When Aurubis bought Metallo last year it argued that taking over the innovative metals recycler would benefit the environment by increasing the amount of metals it could recover and reducing its need to mine for new resources.

The commission ultimately approved the deal unconditionally, but not particularly because of the green arguments. Rather, it found that the deal was unlikely to harm competition in the copper-recycling sector.

If anything, green considerations counted against the merger: The commission cited the environmental importance of a well-functioning “circular economy” as a reason to investigate the merger in depth.

In the aluminum sector, when Novelis bought Aleris it told Margrethe Vestager that the deal would boost competitiveness and contribute to the EU’s “key policy goals” of “promoting the circular economy” and “reducing emissions.” In particular, Novelis argued, the deal would allow an increase in aluminum recycling activities in Europe and boost research and development.

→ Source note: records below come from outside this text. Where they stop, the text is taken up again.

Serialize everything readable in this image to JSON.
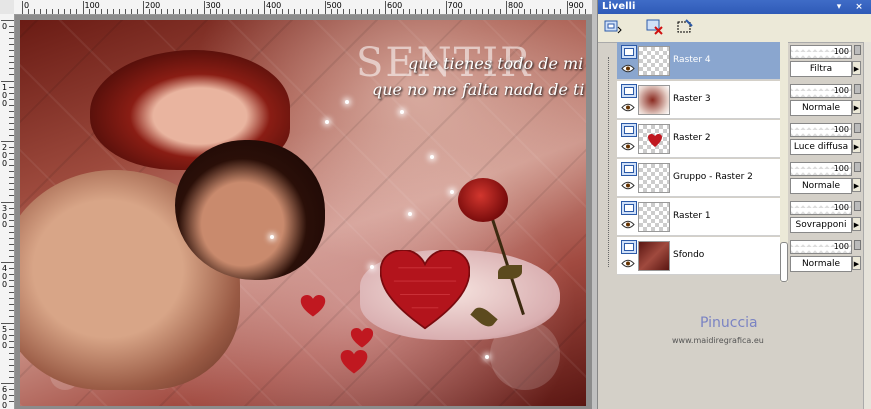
{
  "palette": {
    "title": "Livelli",
    "pin_label": "▾",
    "close_label": "×"
  },
  "ruler": {
    "top_labels": [
      "0",
      "100",
      "200",
      "300",
      "400",
      "500",
      "600",
      "700",
      "800",
      "900"
    ],
    "left_labels": [
      "0",
      "100",
      "200",
      "300",
      "400",
      "500",
      "600"
    ]
  },
  "artwork": {
    "title": "SENTIR",
    "line1": "que tienes todo de mi",
    "line2": "que no me falta nada de ti"
  },
  "layers": [
    {
      "name": "Raster 4",
      "opacity": "100",
      "blend": "Filtra",
      "selected": true
    },
    {
      "name": "Raster 3",
      "opacity": "100",
      "blend": "Normale",
      "selected": false
    },
    {
      "name": "Raster 2",
      "opacity": "100",
      "blend": "Luce diffusa",
      "selected": false
    },
    {
      "name": "Gruppo - Raster 2",
      "opacity": "100",
      "blend": "Normale",
      "selected": false
    },
    {
      "name": "Raster 1",
      "opacity": "100",
      "blend": "Sovrapponi",
      "selected": false
    },
    {
      "name": "Sfondo",
      "opacity": "100",
      "blend": "Normale",
      "selected": false
    }
  ],
  "watermark": {
    "name": "Pinuccia",
    "url": "www.maidiregrafica.eu"
  },
  "colors": {
    "title_bar": "#2f5ab7",
    "selected_layer": "#8aa6cf"
  }
}
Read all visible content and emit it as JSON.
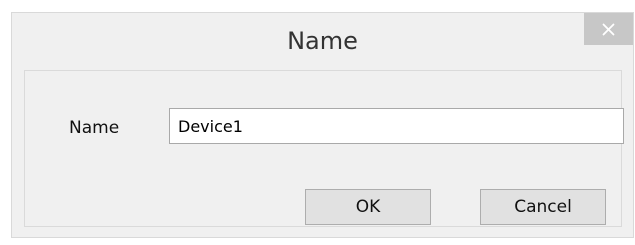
{
  "dialog": {
    "title": "Name",
    "close_icon": "close-icon",
    "field_label": "Name",
    "name_value": "Device1",
    "ok_label": "OK",
    "cancel_label": "Cancel"
  },
  "colors": {
    "dialog_background": "#f0f0f0",
    "close_button_background": "#c7c7c7",
    "button_background": "#e1e1e1",
    "input_border": "#a9a9a9"
  }
}
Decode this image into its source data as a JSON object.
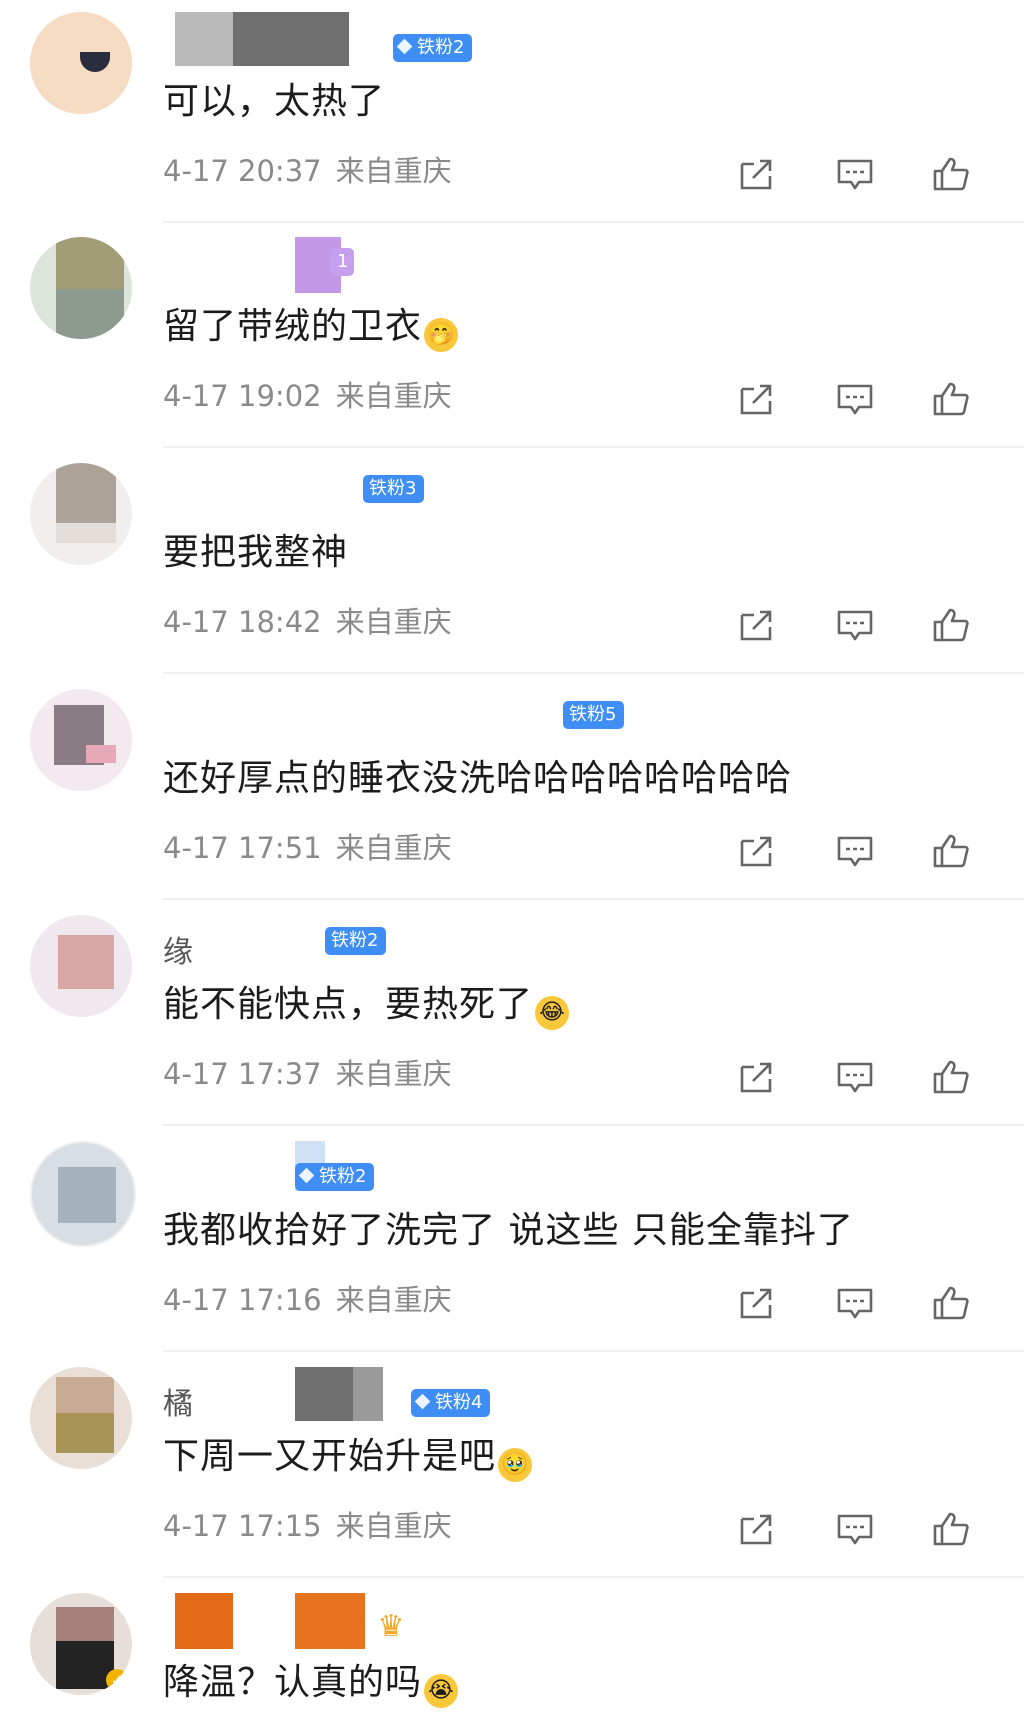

But officials said Novelis didn’t “substantiate its arguments” sufficiently to allow for a comprehensive assessment. The commission approved the deal only after the company agreed to divest a factory in Belgium.

“In particular, the submissions do not lay out in detail benefits to consumers, merger specificity and the absence of less anticompetitive alternatives, or evidence in support of the efficiency claims,” the approval decision reads.

Out-of-market efficiencies

Part of the trouble with arguing an environmental efficiency is that can be hard to prove to investigators that the efficiency would benefit customers directly impacted by the merger.

Indeed, for an efficiency to be accepted, a buyer must show that it would benefit consumers, and these normally have to be consumers in the same markets as where the competition would be harmed. They must also show that the efficiencies would be a “specific” and “verifiable” result of the merger.

This challenge has prompted Pierre Régibeau, the EU’s chief competition economist, to ask his team to work on developing tools to analyze broader green efficiencies, in case they come up in the future.

“It would make a lot of sense to also consider out-of-market efficiencies,” he told a conference last year. After all, “it’s not just the people who use the better washing machines and use fewer chemicals — they’re not the only ones who benefit from cleaner water."

National regulators have also told the EU they believe that the sustainability implications of mergers could be assessed as part of an efficiency analysis.

Yet Régibeau has cautioned not to expect major changes in how the commission decides on actual cases, even if regulators do start taking green efficiencies into account.

“I do not expect de facto a large number of merger cases to be handled differently even if we take those benefits very seriously,” he said last week, noting that it was hard to think of such an efficiency that would be merger-specific or not achievable through a looser collaboration.

In this light, no one should expect the Veolia-Suez merger to get a free pass because of environmental arguments. But assuming the two sides tell the commission what they’re saying in public, it will certainly put the regulator's recent assertions to the test.

The deal has yet to be notified to the commission, but has been assigned the case number M.9969.